Try each before opening the answer drawer. The act of trying is the exercise; the answer is the check.

  1. Why does a DaemonSet have no replicas field, and what would go wrong if you used a Deployment with replicas: <number of nodes> for a log-shipping agent?

    Show answer A DaemonSet's count is derived from the node list — adding a node automatically schedules a Pod there, removing a node removes its Pod. A Deployment with `replicas=N` doesn't track node count; the scheduler may stack multiple Pods on one node (or none on another), missing log coverage. Worse, when the cluster autoscales, the Deployment doesn't react; the DaemonSet does (see §Mental model and §How it works under the hood).

  2. You deploy a security agent as a DaemonSet but its kubectl get ds shows DESIRED=2 while the cluster has 3 nodes.
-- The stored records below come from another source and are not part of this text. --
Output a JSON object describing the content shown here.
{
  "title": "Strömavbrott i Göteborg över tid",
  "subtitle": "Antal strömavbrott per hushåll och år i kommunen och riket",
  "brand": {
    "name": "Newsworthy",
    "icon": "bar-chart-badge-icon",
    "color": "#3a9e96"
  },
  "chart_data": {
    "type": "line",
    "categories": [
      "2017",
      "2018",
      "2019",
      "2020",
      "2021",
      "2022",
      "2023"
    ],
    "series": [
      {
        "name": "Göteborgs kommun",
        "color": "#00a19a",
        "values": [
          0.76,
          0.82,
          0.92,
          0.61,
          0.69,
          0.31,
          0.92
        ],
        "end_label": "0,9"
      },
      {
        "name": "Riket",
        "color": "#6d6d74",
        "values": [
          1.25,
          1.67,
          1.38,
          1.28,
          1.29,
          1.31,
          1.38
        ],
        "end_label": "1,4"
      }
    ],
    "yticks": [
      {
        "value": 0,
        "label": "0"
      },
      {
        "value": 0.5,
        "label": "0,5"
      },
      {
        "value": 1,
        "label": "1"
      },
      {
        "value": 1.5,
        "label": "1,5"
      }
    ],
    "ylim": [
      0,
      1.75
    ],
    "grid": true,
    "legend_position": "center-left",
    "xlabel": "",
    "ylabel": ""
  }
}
Where do you look, and what's the typical fix?

    Show answer One node likely has a taint the DaemonSet's tolerations don't cover (control-plane nodes carry a `NoSchedule` taint by default, GPU nodes often do too). `kubectl describe node ` shows the taints; either add the matching toleration to the DaemonSet (`operator: Exists` for system-wide reach is common) or `tolerations: - { key: node-role.kubernetes.io/control-plane, operator: Exists }` for that specific taint (see §Tolerations are why system agents run everywhere).

  3. A teammate proposes a RollingUpdate with maxUnavailable: 100% "so updates finish fast". Why is this dangerous for a CNI or logging DaemonSet, and what's a safer default?

    Show answer DaemonSets often run load-bearing node infrastructure — CNI provides Pod networking, the logging agent is your observability. Rolling all nodes' agents at once can take down cluster networking or blind observability fleet-wide if the new version is broken. Safer: `maxUnavailable: 1` or a small percentage so any breakage stops at one node; you find out before the whole fleet is down (see §Production notes, "conservative updateStrategy").

  4. What's the difference between "run on every node" (DaemonSet) and "exactly one in the cluster" (leader-elected controller)? When would each be wrong for the other's job?

    Show answer DaemonSet = one Pod per node, so N copies running in parallel — wrong for a cluster singleton because N controllers all reconciling the same state will fight. Leader-elected Deployment = N replicas but only the leader is active — wrong for a node agent because you need agency on *every* node (e.g., a log shipper running on the leader does nothing for the other nodes' logs) (see §How it works under the hood, "Singleton/leader-election note").

  5. Hands-on extension: on a multi-node kind cluster, kubectl get daemonset -A and pick kube-proxy. Now kubectl cordon one node, then kubectl drain it. What happens to that node's kube-proxy Pod, and what does this tell you about the DaemonSet's relationship with node lifecycle?

    What you should see Cordon alone doesn't remove the DaemonSet Pod — it tolerates `node.kubernetes.io/unschedulable` (Kubernetes injects this toleration). `drain` evicts other Pods but `--ignore-daemonsets` is the default, leaving the DaemonSet Pod running. Only deleting the Node object itself removes the agent. This is deliberate: node agents are infrastructure, not workload, so they don't get drained off (see §How it works under the hood, scheduling).

Further reading

  • Lukša, Kubernetes in Action 2e, ch.16 — "Deploying node agents and daemons with DaemonSets" — the one-per-node model, node selection, tolerations, and update strategy.
  • Ibryam & Huß, Kubernetes Patterns 2e — Daemon Service (ch.9) (with Singleton Service, ch.10, for the "one-per-cluster vs one-per-node" distinction) — when node-scoped agents are the right pattern.